Questions on regularization


It would be great if I could get clarification on the following questions: -

  1. Cost is computed as follows: -
    J(w, b) = (1/m)Sum of losses across all training examples + (lambda/2m)(norm of W-squared).
    The question is - Why do we have ‘m’ in the denominator of the regularization term?
    Does this not mean that the value of the regularization term would decrease with increasing size of the training sample? I am not sure why the regularization term should be a function of the training sample size.

  2. If regularization is not done, it is possible that one of the parameters ends up with a very large value (say 1000) and another ends up with a small value (say 5). However, we apply the same learning rate (say 0.01) to all the parameters during gradient descent. Consequently, gradient descent would take a long time to converge. However, I understand that regularization will help address this as it reduces the magnitude of all parameters to a similar scale. Is this understanding correct?
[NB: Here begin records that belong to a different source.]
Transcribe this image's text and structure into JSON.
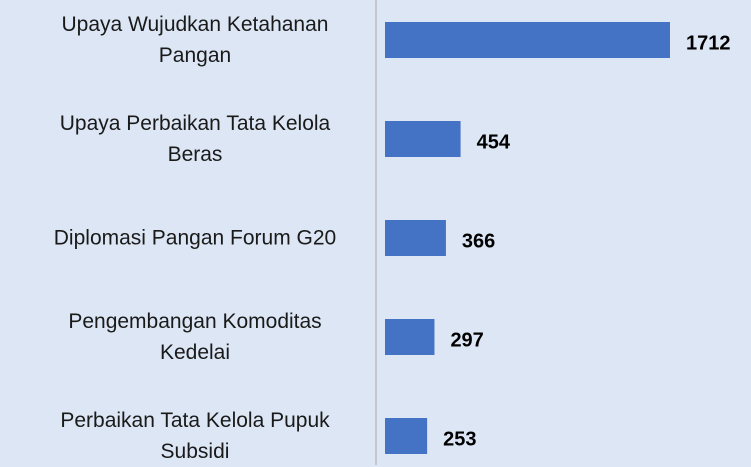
{
  "chart_data": {
    "type": "barh",
    "categories": [
      "Upaya Wujudkan Ketahanan Pangan",
      "Upaya Perbaikan Tata Kelola Beras",
      "Diplomasi Pangan Forum G20",
      "Pengembangan Komoditas Kedelai",
      "Perbaikan Tata Kelola Pupuk Subsidi"
    ],
    "values": [
      1712,
      454,
      366,
      297,
      253
    ],
    "color": "#4472c4"
  }
}
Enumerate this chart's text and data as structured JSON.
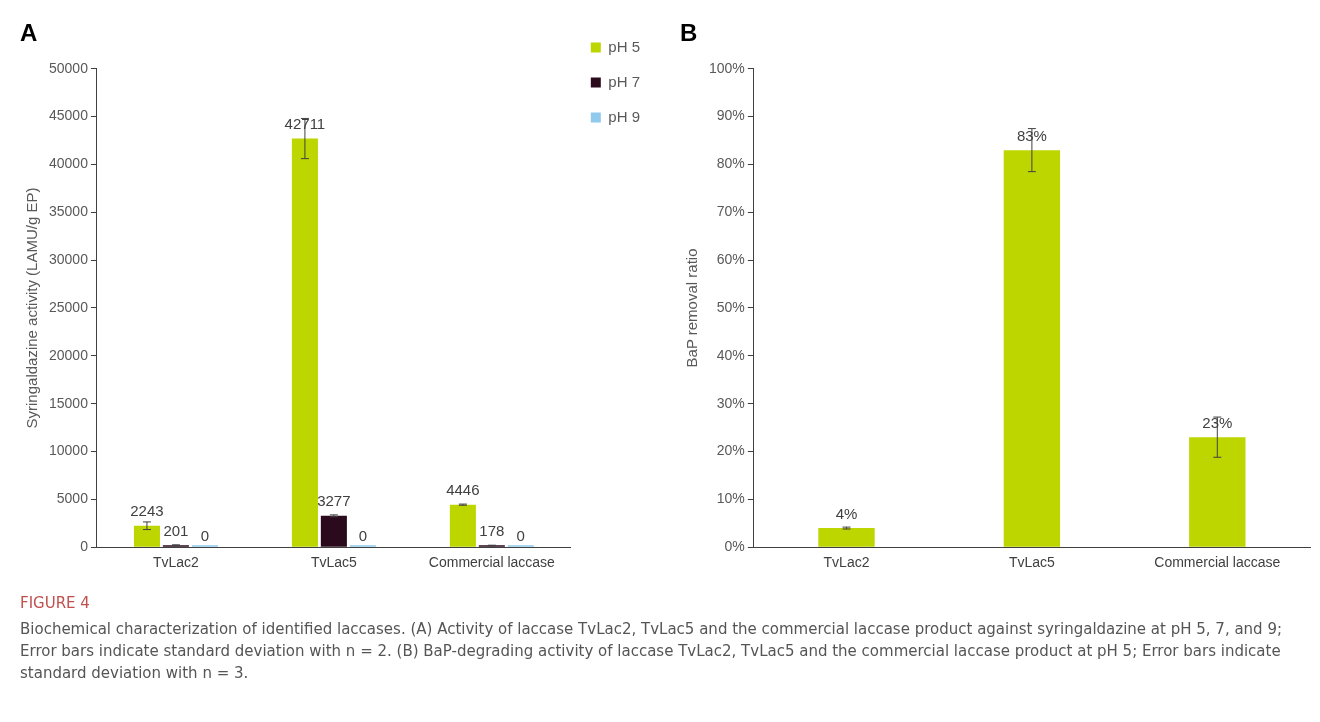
{
  "chart_data": [
    {
      "type": "bar",
      "title": "A",
      "ylabel": "Syringaldazine activity (LAMU/g EP)",
      "categories": [
        "TvLac2",
        "TvLac5",
        "Commercial laccase"
      ],
      "series": [
        {
          "name": "pH 5",
          "color": "#bed600",
          "values": [
            2243,
            42711,
            4446
          ],
          "errors": [
            400,
            2100,
            60
          ]
        },
        {
          "name": "pH 7",
          "color": "#2b0a1d",
          "values": [
            201,
            3277,
            178
          ],
          "errors": [
            50,
            100,
            30
          ]
        },
        {
          "name": "pH 9",
          "color": "#8fc9ee",
          "values": [
            0,
            0,
            0
          ]
        }
      ],
      "ylim": [
        0,
        50000
      ],
      "yticks": [
        0,
        5000,
        10000,
        15000,
        20000,
        25000,
        30000,
        35000,
        40000,
        45000,
        50000
      ],
      "grid": false,
      "legend": "top right",
      "data_labels": true
    },
    {
      "type": "bar",
      "title": "B",
      "ylabel": "BaP removal ratio",
      "categories": [
        "TvLac2",
        "TvLac5",
        "Commercial laccase"
      ],
      "series": [
        {
          "color": "#bed600",
          "values": [
            4,
            83,
            23
          ],
          "value_labels": [
            "4%",
            "83%",
            "23%"
          ],
          "errors": [
            0.2,
            4.5,
            4.2
          ]
        }
      ],
      "ylim": [
        0,
        100
      ],
      "yticks": [
        {
          "value": 0,
          "label": "0%"
        },
        {
          "value": 10,
          "label": "10%"
        },
        {
          "value": 20,
          "label": "20%"
        },
        {
          "value": 30,
          "label": "30%"
        },
        {
          "value": 40,
          "label": "40%"
        },
        {
          "value": 50,
          "label": "50%"
        },
        {
          "value": 60,
          "label": "60%"
        },
        {
          "value": 70,
          "label": "70%"
        },
        {
          "value": 80,
          "label": "80%"
        },
        {
          "value": 90,
          "label": "90%"
        },
        {
          "value": 100,
          "label": "100%"
        }
      ],
      "grid": false,
      "legend": false,
      "annotations": [
        "FIGURE 4",
        "Biochemical characterization of identified laccases. (A) Activity of laccase TvLac2, TvLac5 and the commercial laccase product against syringaldazine at pH 5, 7, and 9; Error bars indicate standard deviation with n = 2. (B) BaP-degrading activity of laccase TvLac2, TvLac5 and the commercial laccase product at pH 5; Error bars indicate standard deviation with n = 3."
      ]
    }
  ]
}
  3. For regularization, lambda would have to be set to a large value. However, do we need to ensure that (learning_rate * lambda)/m is always a small positive value (close to 0)?
    My guess is that though theoretically lambda could be made so large that the above expression could be evaluated to a high positive value, practically, since the learning_rate would be very small and the number of training examples would be very high, it is unlikely that this would ever happen and the expression is more likely to be close to zero (unless we recklessly set the value of lambda to a very high number).

Thank you for your time!


Hello @Divyaman_Singh_Rawat,

  1. The m serves as an adjustment factor that the more samples there are, the less regularization is needed. This is generally true because “increasing sample size” is a method that counter overfitting. You might get more feeling by training models using different subsets of a dataset where the subsets have different sizes, and also use different values of lambda. You may also fool the adjustment factor m like this - increase the sample size by making many copies of one existing sample. If you can easily fool it, you know it is not robust, although it is not fair to ask for robustness from such a simple way of adjustment.
  1. The above statement is not necessarily true. Even though the learning rate is the same, the gradient \frac{\partial{J}}{\partial{w}} can be different. Regularization tends to shrink the values of the weights, but I have never seen any proof that it scales them to similar range.

  2. Learning rate and Lambda are always positive. You need to fine-tune the learning rate and lambda yourself. If you are looking for a rule or typical values of them, I would recommend you to tune it to your dataset.


1 Like

Thank you for your answers!
I will, perhaps, need to try some of the things you recommended to get a better of things.